Classic Example of Counterfeiting
- Global Links Corporation is an example of how wholesale counterfeiting of shares will decimate a company’s stock price. Global Links is a company that provides computer services to the real estate industry.
- By early 2005, their stock price was subject to massive shorting and had dropped to a fraction of a cent. At that point, an investor, Robert Simpson, purchased 100%+ of Global Links’ 1,158,064 issued and outstanding shares.

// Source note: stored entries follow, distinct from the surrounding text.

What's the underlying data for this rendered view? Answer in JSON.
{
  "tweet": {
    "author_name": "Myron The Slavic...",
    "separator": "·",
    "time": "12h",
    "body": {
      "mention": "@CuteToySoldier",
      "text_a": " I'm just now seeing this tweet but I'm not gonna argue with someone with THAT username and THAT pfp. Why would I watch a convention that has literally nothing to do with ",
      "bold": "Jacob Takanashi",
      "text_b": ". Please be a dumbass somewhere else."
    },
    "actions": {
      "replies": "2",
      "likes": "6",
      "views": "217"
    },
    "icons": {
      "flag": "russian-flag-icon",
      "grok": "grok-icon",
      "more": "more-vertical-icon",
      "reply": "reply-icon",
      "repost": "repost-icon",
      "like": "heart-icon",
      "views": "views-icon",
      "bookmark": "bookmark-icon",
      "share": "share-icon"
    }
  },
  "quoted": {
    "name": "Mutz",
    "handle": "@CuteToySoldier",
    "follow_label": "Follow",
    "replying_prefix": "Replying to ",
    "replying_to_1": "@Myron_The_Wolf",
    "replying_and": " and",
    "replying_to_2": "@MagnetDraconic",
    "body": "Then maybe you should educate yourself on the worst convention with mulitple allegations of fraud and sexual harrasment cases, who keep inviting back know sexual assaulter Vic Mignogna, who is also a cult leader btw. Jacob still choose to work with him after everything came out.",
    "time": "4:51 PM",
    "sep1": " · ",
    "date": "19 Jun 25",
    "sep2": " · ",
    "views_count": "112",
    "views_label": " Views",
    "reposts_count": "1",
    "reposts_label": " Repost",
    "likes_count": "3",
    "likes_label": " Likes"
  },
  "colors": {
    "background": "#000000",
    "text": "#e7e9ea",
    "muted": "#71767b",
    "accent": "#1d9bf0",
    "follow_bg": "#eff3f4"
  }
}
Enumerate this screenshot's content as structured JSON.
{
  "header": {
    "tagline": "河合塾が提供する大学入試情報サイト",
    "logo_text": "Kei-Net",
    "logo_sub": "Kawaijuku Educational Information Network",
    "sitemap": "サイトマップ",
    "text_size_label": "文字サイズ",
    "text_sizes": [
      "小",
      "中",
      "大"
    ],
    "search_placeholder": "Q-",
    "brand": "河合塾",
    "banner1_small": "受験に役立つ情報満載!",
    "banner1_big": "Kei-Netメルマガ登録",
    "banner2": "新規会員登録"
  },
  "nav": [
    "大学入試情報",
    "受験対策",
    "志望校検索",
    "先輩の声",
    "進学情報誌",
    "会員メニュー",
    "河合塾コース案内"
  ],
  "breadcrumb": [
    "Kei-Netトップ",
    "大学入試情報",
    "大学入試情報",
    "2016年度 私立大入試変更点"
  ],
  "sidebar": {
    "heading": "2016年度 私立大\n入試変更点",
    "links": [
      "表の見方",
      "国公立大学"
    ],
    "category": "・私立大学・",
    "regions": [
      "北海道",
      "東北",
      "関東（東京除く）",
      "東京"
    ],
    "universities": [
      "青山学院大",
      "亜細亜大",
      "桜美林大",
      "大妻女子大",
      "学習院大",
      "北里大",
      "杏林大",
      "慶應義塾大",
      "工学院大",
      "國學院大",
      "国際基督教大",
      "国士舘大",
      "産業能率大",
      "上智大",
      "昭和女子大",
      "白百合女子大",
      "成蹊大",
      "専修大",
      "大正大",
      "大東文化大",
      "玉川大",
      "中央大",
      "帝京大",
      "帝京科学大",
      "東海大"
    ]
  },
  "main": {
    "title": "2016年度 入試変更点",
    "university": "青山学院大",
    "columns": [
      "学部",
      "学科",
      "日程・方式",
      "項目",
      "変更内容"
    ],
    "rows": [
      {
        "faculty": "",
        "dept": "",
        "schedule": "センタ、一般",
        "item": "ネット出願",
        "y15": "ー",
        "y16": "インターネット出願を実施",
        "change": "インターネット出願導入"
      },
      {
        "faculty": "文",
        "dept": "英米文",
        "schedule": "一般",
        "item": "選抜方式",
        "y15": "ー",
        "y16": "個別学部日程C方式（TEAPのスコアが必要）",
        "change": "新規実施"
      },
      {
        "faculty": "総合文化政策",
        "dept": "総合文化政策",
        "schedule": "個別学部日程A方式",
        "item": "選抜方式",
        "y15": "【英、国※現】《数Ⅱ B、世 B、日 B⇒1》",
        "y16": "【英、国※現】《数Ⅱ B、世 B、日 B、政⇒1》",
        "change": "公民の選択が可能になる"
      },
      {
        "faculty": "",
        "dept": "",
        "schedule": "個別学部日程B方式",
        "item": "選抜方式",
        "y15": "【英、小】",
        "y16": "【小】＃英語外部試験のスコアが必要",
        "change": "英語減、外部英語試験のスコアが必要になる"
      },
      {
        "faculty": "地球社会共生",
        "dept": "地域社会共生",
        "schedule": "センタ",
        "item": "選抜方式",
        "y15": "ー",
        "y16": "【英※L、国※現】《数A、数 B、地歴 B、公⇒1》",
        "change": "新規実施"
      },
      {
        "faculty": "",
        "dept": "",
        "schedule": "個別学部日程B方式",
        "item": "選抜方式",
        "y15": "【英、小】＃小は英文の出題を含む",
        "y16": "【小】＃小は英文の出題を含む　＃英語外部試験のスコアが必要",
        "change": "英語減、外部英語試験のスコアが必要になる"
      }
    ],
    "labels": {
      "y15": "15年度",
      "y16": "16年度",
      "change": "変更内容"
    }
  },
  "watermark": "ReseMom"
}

- He immediately took delivery of his shares and filed the appropriate forms with the SEC, disclosing he owned all of the company’s stock. His total investment was $5,205 that was purchased at a price of $.00434.
- The day after he acquired all of the company’s shares, the volume on the over-the-counter market was a staggering 37 million shares. The following day saw 22 million shares change hands. This was all without Simpson trading a single share. These were all counterfeit shares.
Have I Gone Over the Top?
- Wait a minute Smith. You have gone completely over the top. You are ignoring how efficient the market is in handling trading. The NYSE and NASDAQ handle trades amounting to nearly $3 trillion per month.
- This is done almost seamlessly. Look idiot, the markets are working and we can’t afford to mess with a good thing. Besides, how could we improve on the DTCC system?
- In regard to improving on the DTCC system, there is one compelling answer. That is to create transparency which is almost non-existent with the DTCC.
- It is true that the trades are being done with great speed and dependability. The problem is that we investors are also being ripped off by Wall Street at the same time. We just can’t see how no matter how hard we try.
- Let me go far beyond my level of expertise to suggest that there is likely to be a fairly straightforward solution.
- Computer power today is unbelievable. High frequency traders, who have their own little scams going on, can execute hundreds of trades in a second.
- It seems that a system like this can be programmed to create the best possible trades for investors based on natural order flow and would not be that difficult to design.